LB1. `time-between-network-thread-poll-max` → I see several similar
metrics including the unit in the metric name (ms or us). We could
consider this, although it's probably not strictly required.
However,
at least the description should state the unit. Same for the `avg`
version.
LB2. `unsent-requests-size` → Naming sounds a bit like it's
referring
to the size of the request.
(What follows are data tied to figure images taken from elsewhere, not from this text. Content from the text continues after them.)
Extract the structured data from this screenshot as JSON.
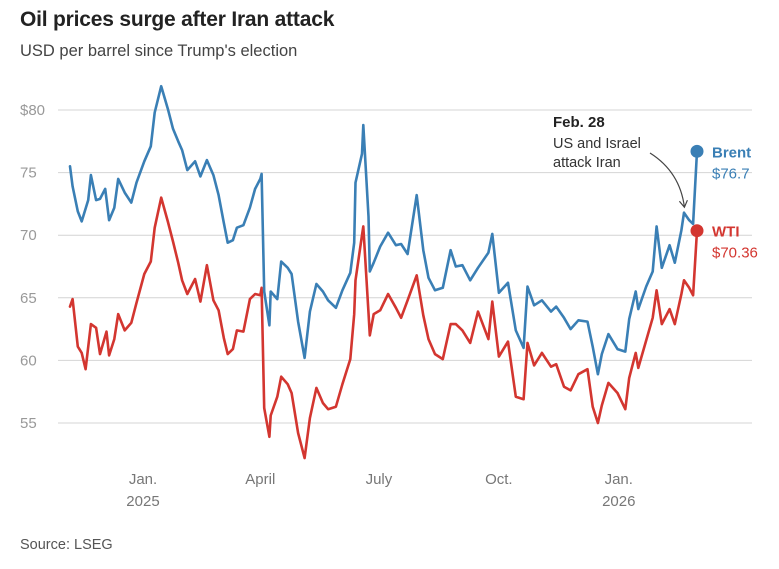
{
  "title": "Oil prices surge after Iran attack",
  "subtitle": "USD per barrel since Trump's election",
  "source": "Source: LSEG",
  "colors": {
    "brent": "#3a7fb5",
    "wti": "#d33630",
    "grid": "#d4d4d4"
  },
  "chart_data": {
    "type": "line",
    "title": "Oil prices surge after Iran attack",
    "subtitle": "USD per barrel since Trump's election",
    "xlabel": "",
    "ylabel": "",
    "ylim": [
      52,
      82
    ],
    "grid": true,
    "y_ticks": [
      "$80",
      "75",
      "70",
      "65",
      "60",
      "55"
    ],
    "x_ticks": [
      {
        "label": "Jan.",
        "sublabel": "2025",
        "date": "2025-01-01"
      },
      {
        "label": "April",
        "sublabel": "",
        "date": "2025-04-01"
      },
      {
        "label": "July",
        "sublabel": "",
        "date": "2025-07-01"
      },
      {
        "label": "Oct.",
        "sublabel": "",
        "date": "2025-10-01"
      },
      {
        "label": "Jan.",
        "sublabel": "2026",
        "date": "2026-01-01"
      }
    ],
    "annotation": {
      "date": "2026-02-28",
      "title": "Feb. 28",
      "lines": [
        "US and Israel",
        "attack Iran"
      ]
    },
    "series": [
      {
        "name": "Brent",
        "end_label": "$76.7",
        "points": [
          [
            "2024-11-06",
            75.5
          ],
          [
            "2024-11-08",
            73.9
          ],
          [
            "2024-11-12",
            71.9
          ],
          [
            "2024-11-15",
            71.1
          ],
          [
            "2024-11-20",
            72.8
          ],
          [
            "2024-11-22",
            74.8
          ],
          [
            "2024-11-26",
            72.8
          ],
          [
            "2024-11-29",
            72.9
          ],
          [
            "2024-12-03",
            73.7
          ],
          [
            "2024-12-06",
            71.2
          ],
          [
            "2024-12-10",
            72.2
          ],
          [
            "2024-12-13",
            74.5
          ],
          [
            "2024-12-18",
            73.4
          ],
          [
            "2024-12-23",
            72.6
          ],
          [
            "2024-12-27",
            74.2
          ],
          [
            "2025-01-02",
            75.9
          ],
          [
            "2025-01-07",
            77.1
          ],
          [
            "2025-01-10",
            79.8
          ],
          [
            "2025-01-15",
            81.9
          ],
          [
            "2025-01-20",
            80.1
          ],
          [
            "2025-01-24",
            78.5
          ],
          [
            "2025-01-28",
            77.5
          ],
          [
            "2025-01-31",
            76.8
          ],
          [
            "2025-02-04",
            75.2
          ],
          [
            "2025-02-10",
            75.9
          ],
          [
            "2025-02-14",
            74.7
          ],
          [
            "2025-02-19",
            76.0
          ],
          [
            "2025-02-24",
            74.8
          ],
          [
            "2025-02-28",
            73.2
          ],
          [
            "2025-03-04",
            71.0
          ],
          [
            "2025-03-07",
            69.4
          ],
          [
            "2025-03-11",
            69.6
          ],
          [
            "2025-03-14",
            70.6
          ],
          [
            "2025-03-19",
            70.8
          ],
          [
            "2025-03-24",
            72.2
          ],
          [
            "2025-03-28",
            73.7
          ],
          [
            "2025-04-01",
            74.5
          ],
          [
            "2025-04-02",
            74.9
          ],
          [
            "2025-04-04",
            65.5
          ],
          [
            "2025-04-08",
            62.8
          ],
          [
            "2025-04-09",
            65.5
          ],
          [
            "2025-04-14",
            64.9
          ],
          [
            "2025-04-17",
            67.9
          ],
          [
            "2025-04-22",
            67.4
          ],
          [
            "2025-04-25",
            66.9
          ],
          [
            "2025-04-30",
            63.1
          ],
          [
            "2025-05-05",
            60.2
          ],
          [
            "2025-05-09",
            63.9
          ],
          [
            "2025-05-14",
            66.1
          ],
          [
            "2025-05-19",
            65.5
          ],
          [
            "2025-05-23",
            64.8
          ],
          [
            "2025-05-29",
            64.2
          ],
          [
            "2025-06-03",
            65.6
          ],
          [
            "2025-06-09",
            67.0
          ],
          [
            "2025-06-12",
            69.4
          ],
          [
            "2025-06-13",
            74.2
          ],
          [
            "2025-06-18",
            76.5
          ],
          [
            "2025-06-19",
            78.8
          ],
          [
            "2025-06-23",
            71.5
          ],
          [
            "2025-06-24",
            67.1
          ],
          [
            "2025-06-27",
            67.8
          ],
          [
            "2025-07-02",
            69.1
          ],
          [
            "2025-07-08",
            70.2
          ],
          [
            "2025-07-14",
            69.2
          ],
          [
            "2025-07-18",
            69.3
          ],
          [
            "2025-07-23",
            68.5
          ],
          [
            "2025-07-30",
            73.2
          ],
          [
            "2025-08-04",
            68.8
          ],
          [
            "2025-08-08",
            66.6
          ],
          [
            "2025-08-13",
            65.6
          ],
          [
            "2025-08-19",
            65.8
          ],
          [
            "2025-08-25",
            68.8
          ],
          [
            "2025-08-29",
            67.5
          ],
          [
            "2025-09-03",
            67.6
          ],
          [
            "2025-09-09",
            66.4
          ],
          [
            "2025-09-15",
            67.4
          ],
          [
            "2025-09-23",
            68.6
          ],
          [
            "2025-09-26",
            70.1
          ],
          [
            "2025-10-01",
            65.4
          ],
          [
            "2025-10-08",
            66.2
          ],
          [
            "2025-10-14",
            62.4
          ],
          [
            "2025-10-20",
            61.0
          ],
          [
            "2025-10-23",
            65.9
          ],
          [
            "2025-10-28",
            64.4
          ],
          [
            "2025-11-03",
            64.8
          ],
          [
            "2025-11-10",
            63.9
          ],
          [
            "2025-11-14",
            64.3
          ],
          [
            "2025-11-20",
            63.4
          ],
          [
            "2025-11-25",
            62.5
          ],
          [
            "2025-12-01",
            63.2
          ],
          [
            "2025-12-08",
            63.1
          ],
          [
            "2025-12-12",
            61.1
          ],
          [
            "2025-12-16",
            58.9
          ],
          [
            "2025-12-19",
            60.5
          ],
          [
            "2025-12-24",
            62.1
          ],
          [
            "2025-12-31",
            60.9
          ],
          [
            "2026-01-06",
            60.7
          ],
          [
            "2026-01-09",
            63.3
          ],
          [
            "2026-01-14",
            65.5
          ],
          [
            "2026-01-16",
            64.1
          ],
          [
            "2026-01-22",
            65.9
          ],
          [
            "2026-01-27",
            67.1
          ],
          [
            "2026-01-30",
            70.7
          ],
          [
            "2026-02-03",
            67.4
          ],
          [
            "2026-02-09",
            69.2
          ],
          [
            "2026-02-13",
            67.8
          ],
          [
            "2026-02-18",
            70.4
          ],
          [
            "2026-02-20",
            71.8
          ],
          [
            "2026-02-24",
            71.2
          ],
          [
            "2026-02-27",
            70.9
          ],
          [
            "2026-03-02",
            76.7
          ]
        ]
      },
      {
        "name": "WTI",
        "end_label": "$70.36",
        "points": [
          [
            "2024-11-06",
            64.3
          ],
          [
            "2024-11-08",
            64.9
          ],
          [
            "2024-11-12",
            61.1
          ],
          [
            "2024-11-15",
            60.6
          ],
          [
            "2024-11-18",
            59.3
          ],
          [
            "2024-11-22",
            62.9
          ],
          [
            "2024-11-26",
            62.6
          ],
          [
            "2024-11-29",
            60.5
          ],
          [
            "2024-12-04",
            62.3
          ],
          [
            "2024-12-06",
            60.4
          ],
          [
            "2024-12-10",
            61.7
          ],
          [
            "2024-12-13",
            63.7
          ],
          [
            "2024-12-18",
            62.4
          ],
          [
            "2024-12-23",
            63.0
          ],
          [
            "2024-12-27",
            64.6
          ],
          [
            "2025-01-02",
            66.9
          ],
          [
            "2025-01-07",
            67.9
          ],
          [
            "2025-01-10",
            70.6
          ],
          [
            "2025-01-15",
            73.0
          ],
          [
            "2025-01-20",
            71.1
          ],
          [
            "2025-01-24",
            69.5
          ],
          [
            "2025-01-28",
            67.8
          ],
          [
            "2025-01-31",
            66.4
          ],
          [
            "2025-02-04",
            65.3
          ],
          [
            "2025-02-10",
            66.5
          ],
          [
            "2025-02-14",
            64.7
          ],
          [
            "2025-02-19",
            67.6
          ],
          [
            "2025-02-24",
            64.8
          ],
          [
            "2025-02-28",
            64.0
          ],
          [
            "2025-03-04",
            61.8
          ],
          [
            "2025-03-07",
            60.5
          ],
          [
            "2025-03-11",
            60.9
          ],
          [
            "2025-03-14",
            62.4
          ],
          [
            "2025-03-19",
            62.3
          ],
          [
            "2025-03-24",
            64.9
          ],
          [
            "2025-03-28",
            65.3
          ],
          [
            "2025-04-01",
            65.2
          ],
          [
            "2025-04-02",
            65.8
          ],
          [
            "2025-04-04",
            56.2
          ],
          [
            "2025-04-08",
            53.9
          ],
          [
            "2025-04-09",
            55.6
          ],
          [
            "2025-04-14",
            57.1
          ],
          [
            "2025-04-17",
            58.7
          ],
          [
            "2025-04-22",
            58.1
          ],
          [
            "2025-04-25",
            57.4
          ],
          [
            "2025-04-30",
            54.2
          ],
          [
            "2025-05-05",
            52.2
          ],
          [
            "2025-05-09",
            55.4
          ],
          [
            "2025-05-14",
            57.8
          ],
          [
            "2025-05-19",
            56.6
          ],
          [
            "2025-05-23",
            56.1
          ],
          [
            "2025-05-29",
            56.3
          ],
          [
            "2025-06-03",
            58.1
          ],
          [
            "2025-06-09",
            60.1
          ],
          [
            "2025-06-12",
            63.7
          ],
          [
            "2025-06-13",
            66.4
          ],
          [
            "2025-06-18",
            70.0
          ],
          [
            "2025-06-19",
            70.7
          ],
          [
            "2025-06-23",
            63.8
          ],
          [
            "2025-06-24",
            62.0
          ],
          [
            "2025-06-27",
            63.7
          ],
          [
            "2025-07-02",
            64.0
          ],
          [
            "2025-07-08",
            65.3
          ],
          [
            "2025-07-14",
            64.2
          ],
          [
            "2025-07-18",
            63.4
          ],
          [
            "2025-07-23",
            64.8
          ],
          [
            "2025-07-30",
            66.8
          ],
          [
            "2025-08-04",
            63.6
          ],
          [
            "2025-08-08",
            61.7
          ],
          [
            "2025-08-13",
            60.5
          ],
          [
            "2025-08-19",
            60.1
          ],
          [
            "2025-08-25",
            62.9
          ],
          [
            "2025-08-29",
            62.9
          ],
          [
            "2025-09-03",
            62.4
          ],
          [
            "2025-09-09",
            61.4
          ],
          [
            "2025-09-15",
            63.9
          ],
          [
            "2025-09-23",
            61.7
          ],
          [
            "2025-09-26",
            64.7
          ],
          [
            "2025-10-01",
            60.3
          ],
          [
            "2025-10-08",
            61.5
          ],
          [
            "2025-10-14",
            57.1
          ],
          [
            "2025-10-20",
            56.9
          ],
          [
            "2025-10-23",
            61.4
          ],
          [
            "2025-10-28",
            59.6
          ],
          [
            "2025-11-03",
            60.6
          ],
          [
            "2025-11-10",
            59.5
          ],
          [
            "2025-11-14",
            59.7
          ],
          [
            "2025-11-20",
            57.9
          ],
          [
            "2025-11-25",
            57.6
          ],
          [
            "2025-12-01",
            58.9
          ],
          [
            "2025-12-08",
            59.3
          ],
          [
            "2025-12-12",
            56.3
          ],
          [
            "2025-12-16",
            55.0
          ],
          [
            "2025-12-19",
            56.4
          ],
          [
            "2025-12-24",
            58.2
          ],
          [
            "2025-12-31",
            57.4
          ],
          [
            "2026-01-06",
            56.1
          ],
          [
            "2026-01-09",
            58.6
          ],
          [
            "2026-01-14",
            60.6
          ],
          [
            "2026-01-16",
            59.4
          ],
          [
            "2026-01-22",
            61.6
          ],
          [
            "2026-01-27",
            63.4
          ],
          [
            "2026-01-30",
            65.6
          ],
          [
            "2026-02-03",
            62.9
          ],
          [
            "2026-02-09",
            64.1
          ],
          [
            "2026-02-13",
            62.9
          ],
          [
            "2026-02-18",
            65.3
          ],
          [
            "2026-02-20",
            66.4
          ],
          [
            "2026-02-24",
            65.8
          ],
          [
            "2026-02-27",
            65.2
          ],
          [
            "2026-03-02",
            70.36
          ]
        ]
      }
    ]
  }
}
How about `unsent-request-queue-size` or
`unsent-request-count` or simply `unsent-requests`?
LB3. "the proposed metrics below will be set to null or 0." → which
one will be set to null and which ones will be set to 0, and why?
nit: "The current number of unsent requests in the consumer
network" →
Seems to be missing something?
Cheers,
Lucas
On Fri, Jul 12, 2024 at 7:28 PM Brenden Deluna
<bdel...@confluent.io.invalid> wrote:
Hi Andrew,
Thank you for the feedback and your question.
AS1. Great idea, I will get that added.
AS2. For unsent-events-age-max, age will be calculated once the
event
is
sent, so you are correct.
AS3. I agree, I think that would be a helpful metric to add, thank
you! I
will get that added.
Please let me know if you have any additional feedback,
suggestions,
or
questions.
Thanks,
Brenden
On Fri, Jul 12, 2024 at 11:45 AM Andrew Schofield <
andrew_schofi...@live.com>
wrote:
Hi Brenden,
Thanks for the KIP. It fills a gap in the metrics for the new
consumer
nicely.
AS1. If using the CLASSIC protocol, and thus the
LegacyKafkaConsumer,
I would expect that the metrics do not exist at all. Maybe say
something
like
“These metrics are for the new consumer implementation using the
CONSUMER protocol”.
AS2. For unsent-events-age-max, when is the age calculated? For
example,
is it calculated at the time that the unsent event is removed from
the
list and sent, or does the metric reflect unsent events which are
still
enqueued? I suspect the former, but thought I’d check.
AS3. I think that unsent-events-age-avg would also be interesting
to
get an idea of how long unsent events tend to sit around before
sending.
Of course, the question from AS2 would also apply to the average.
Thanks,
Andrew
On 10 Jul 2024, at 17:44, Philip Nee <p...@confluent.io.INVALID>
wrote:
Hi all,
This is the link to the KIP document.
https://cwiki.apache.org/confluence/display/KAFKA/KIP-1068%3A+New+JMX+metrics+for+the+new+KafkaConsumer
Any comment is appreciated,
On Tue, Jul 9, 2024 at 10:14 AM Brenden Deluna
<bdel...@confluent.io.invalid>
wrote:
Hello everyone,
I would like to start the discussion thread for KIP-1068. This
is a
relatively small KIP, only proposing to add a couple of new
metrics.
If you have any suggestions or feedback, let me know, it will be
much
appreciated.